Report shows violations remain uncorrected more than a year after a record fine and more than five months into the longest mental health strike in California history
Striking Kaiser workers are continuing protests this week with actions today in Pasadena and Thursday in Bakersfield
As Kaiser Permanente’s Southern California mental health strike barrels into its sixth month, the state’s main health plan oversight and enforcement agency has found that Kaiser still has not fixed long-standing deficiencies in its mental health services that for years have forced patients to wait far too long for therapy appointments in violation of state law.
The 88-page report released this week by the Department of Managed Health Care (DMHC) revealed that Kaiser has so far failed to remedy 19 of the 20 violations found in a 2022 “non-routine survey,” one of two separate investigations that led to a $200 million penalty including a $50 million fine against Kaiser in 2023, the largest such penalty in state history.
Violations cited in the report include making one patient wait 16 weeks for an initial intake appointment and forcing other patients to wait “upwards of four months” for autism services.

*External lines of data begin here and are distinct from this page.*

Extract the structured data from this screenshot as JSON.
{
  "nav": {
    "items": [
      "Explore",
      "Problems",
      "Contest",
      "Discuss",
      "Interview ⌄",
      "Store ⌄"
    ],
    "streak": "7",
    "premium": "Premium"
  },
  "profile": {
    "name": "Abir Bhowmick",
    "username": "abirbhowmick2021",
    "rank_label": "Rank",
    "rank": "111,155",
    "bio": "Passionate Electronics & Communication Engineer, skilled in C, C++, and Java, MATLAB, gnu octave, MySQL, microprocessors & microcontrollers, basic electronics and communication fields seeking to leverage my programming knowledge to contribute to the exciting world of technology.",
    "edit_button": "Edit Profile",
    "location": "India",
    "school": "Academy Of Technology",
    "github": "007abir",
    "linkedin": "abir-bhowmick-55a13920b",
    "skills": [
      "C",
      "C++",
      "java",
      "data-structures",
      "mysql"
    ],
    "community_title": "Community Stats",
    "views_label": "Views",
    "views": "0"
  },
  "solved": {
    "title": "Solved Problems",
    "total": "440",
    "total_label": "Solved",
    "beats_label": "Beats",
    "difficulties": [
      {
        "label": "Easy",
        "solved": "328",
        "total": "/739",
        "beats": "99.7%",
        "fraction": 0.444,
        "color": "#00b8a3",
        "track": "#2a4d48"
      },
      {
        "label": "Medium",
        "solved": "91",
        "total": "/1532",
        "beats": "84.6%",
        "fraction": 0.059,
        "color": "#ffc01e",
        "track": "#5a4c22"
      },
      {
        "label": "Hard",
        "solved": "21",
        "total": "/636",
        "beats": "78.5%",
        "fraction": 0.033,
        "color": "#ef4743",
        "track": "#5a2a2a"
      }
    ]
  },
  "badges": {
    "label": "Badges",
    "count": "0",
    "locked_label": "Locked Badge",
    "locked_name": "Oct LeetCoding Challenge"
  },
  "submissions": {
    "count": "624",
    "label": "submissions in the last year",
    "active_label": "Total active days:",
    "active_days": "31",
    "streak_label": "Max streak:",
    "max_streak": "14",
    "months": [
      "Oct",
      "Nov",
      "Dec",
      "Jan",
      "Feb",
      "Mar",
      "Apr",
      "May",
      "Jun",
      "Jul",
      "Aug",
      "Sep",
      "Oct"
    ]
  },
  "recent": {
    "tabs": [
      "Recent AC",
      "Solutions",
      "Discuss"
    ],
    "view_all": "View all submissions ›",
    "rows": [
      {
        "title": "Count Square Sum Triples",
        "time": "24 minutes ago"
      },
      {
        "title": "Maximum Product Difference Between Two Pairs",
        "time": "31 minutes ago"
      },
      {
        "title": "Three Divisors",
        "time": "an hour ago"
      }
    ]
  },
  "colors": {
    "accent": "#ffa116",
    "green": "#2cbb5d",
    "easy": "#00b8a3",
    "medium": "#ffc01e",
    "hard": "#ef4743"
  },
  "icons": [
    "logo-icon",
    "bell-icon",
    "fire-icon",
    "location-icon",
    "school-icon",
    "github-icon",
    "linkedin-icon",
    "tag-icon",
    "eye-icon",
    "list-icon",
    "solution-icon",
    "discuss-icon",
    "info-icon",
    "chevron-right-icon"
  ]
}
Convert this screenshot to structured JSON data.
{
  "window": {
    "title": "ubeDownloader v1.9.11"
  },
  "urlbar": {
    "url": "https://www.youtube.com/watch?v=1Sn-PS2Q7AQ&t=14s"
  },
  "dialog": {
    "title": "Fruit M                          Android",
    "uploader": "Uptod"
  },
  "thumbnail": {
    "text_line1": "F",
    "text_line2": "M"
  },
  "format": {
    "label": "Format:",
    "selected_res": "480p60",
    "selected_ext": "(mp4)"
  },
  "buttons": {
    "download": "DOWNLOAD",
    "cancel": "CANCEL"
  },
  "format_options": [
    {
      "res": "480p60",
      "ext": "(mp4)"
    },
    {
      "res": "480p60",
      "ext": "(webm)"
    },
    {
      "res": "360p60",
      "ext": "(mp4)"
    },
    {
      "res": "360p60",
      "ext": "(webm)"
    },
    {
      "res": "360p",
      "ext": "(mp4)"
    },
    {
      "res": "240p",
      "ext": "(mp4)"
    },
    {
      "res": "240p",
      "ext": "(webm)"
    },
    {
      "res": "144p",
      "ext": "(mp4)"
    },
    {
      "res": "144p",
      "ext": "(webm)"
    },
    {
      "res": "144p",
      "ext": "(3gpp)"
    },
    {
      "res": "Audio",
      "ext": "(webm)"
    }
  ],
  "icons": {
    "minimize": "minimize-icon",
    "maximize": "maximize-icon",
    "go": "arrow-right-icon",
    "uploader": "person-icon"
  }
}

“This report shows why Kaiser Permanente mental health workers remain on strike,” said Sal Rosselli, president emeritus of the National Union of Healthcare Workers. “Kaiser keeps saying everything is fine when its workers know that patients can’t get the care they need because Kaiser’s services are understaffed and underfunded. Kaiser has never given mental health care the focus and funding it gives to other health services, and it’s never going to stop shortchanging patients and workers until we give it no choice but to make things better.”
The report was released Monday, during the 24th week of a strike by nearly 2,400 Kaiser mental health therapists, psychiatric nurses, social workers and psychologists, who serve 4.8 million Kaiser members in Southern California, from San Diego to Bakersfield.
With Kaiser still denying its Southern California mental health workers sufficient time for critical patient care duties, as well as salary increases and retirement benefits in line with those provided to nearly all other Kaiser employees, workers this week are staging fresh protests against the healthcare giant. After a rally in San Diego on Tuesday, workers will protest outside Kaiser Southern California headquarters in Pasadena today, and will march in Bakersfield on Thursday.
Kaiser mental health professionals, members of the National Union of Healthcare Workers, have been pressing Kaiser to fix its broken mental health care system for more than a decade, helping trigger investigations that resulted in a $4 million fine in 2013 as well as the $200 million penalty in 2023.
The new report shows that despite the record penalty, Kaiser has not corrected deficiencies that violate state mental health laws, leaving patients with substandard care both before and during the strike that began in Southern California last October, as well as during and after the Los Angeles wildfires earlier this year.
In Southern California, investigators with the agency found that Kaiser has failed to correct all but one of the violations that were found in 2022, including:
- Failing to ensure that non-urgent mental health or substance use disorder appointments are offered within 10 days after the initial request.
- Failing to promptly reschedule appointments in a manner appropriate for the enrollee’s health care needs.
- Failing to ensure that patients are offered urgent care appointments within 48 hours.
Investigators found that in a random sample of patient records, Kaiser “failed to demonstrate intake appointments were offered within 10 business days of the initial request” in 85 percent of the cases reviewed. Meanwhile, in 63 percent of cases in which patients’ appointments were canceled or missed, Kaiser “fail[ed] to promptly reschedule appointments in a manner appropriate for the enrollee’s health care needs and ensure continuity of care consistent with good professional practice.”
In Northern California, investigators also found that Kaiser has failed to correct violations that result in patients not receiving urgent or nonurgent mental health or substance use disorder appointments within required time frames, and also found that autism spectrum disorder services were not provided in a timely manner.
The ”non-routine survey,” which was triggered by double digit increases in patient complaints about Kaiser’s behavioral health services, was initiated in May 2022 and completed with field audits conducted in November of 2022. Last September, the agency issued Kaiser a preliminary report outlining each deficiency and asked Kaiser to respond. After receiving Kaiser’s responses, the agency determined that all but one of the deficiencies had not been corrected. The agency issued its final report in February, but only released it on Monday.
“These violations have been going on for years, yet with workers on strike and horrific wildfires afflicting Southern California, Kaiser Permanente continues to insist that everything is fine,” Rosselli said. “We appreciate the work that went into this report, but it won’t make a difference if regulators can’t move faster and more aggressively against violators like Kaiser. This report confirms that Kaiser has been violating mental health laws both before and during our strike, and sanctioning Kaiser three years from now won’t get patients the help they need. Care delayed is care denied, and Kaiser patients are paying the price.”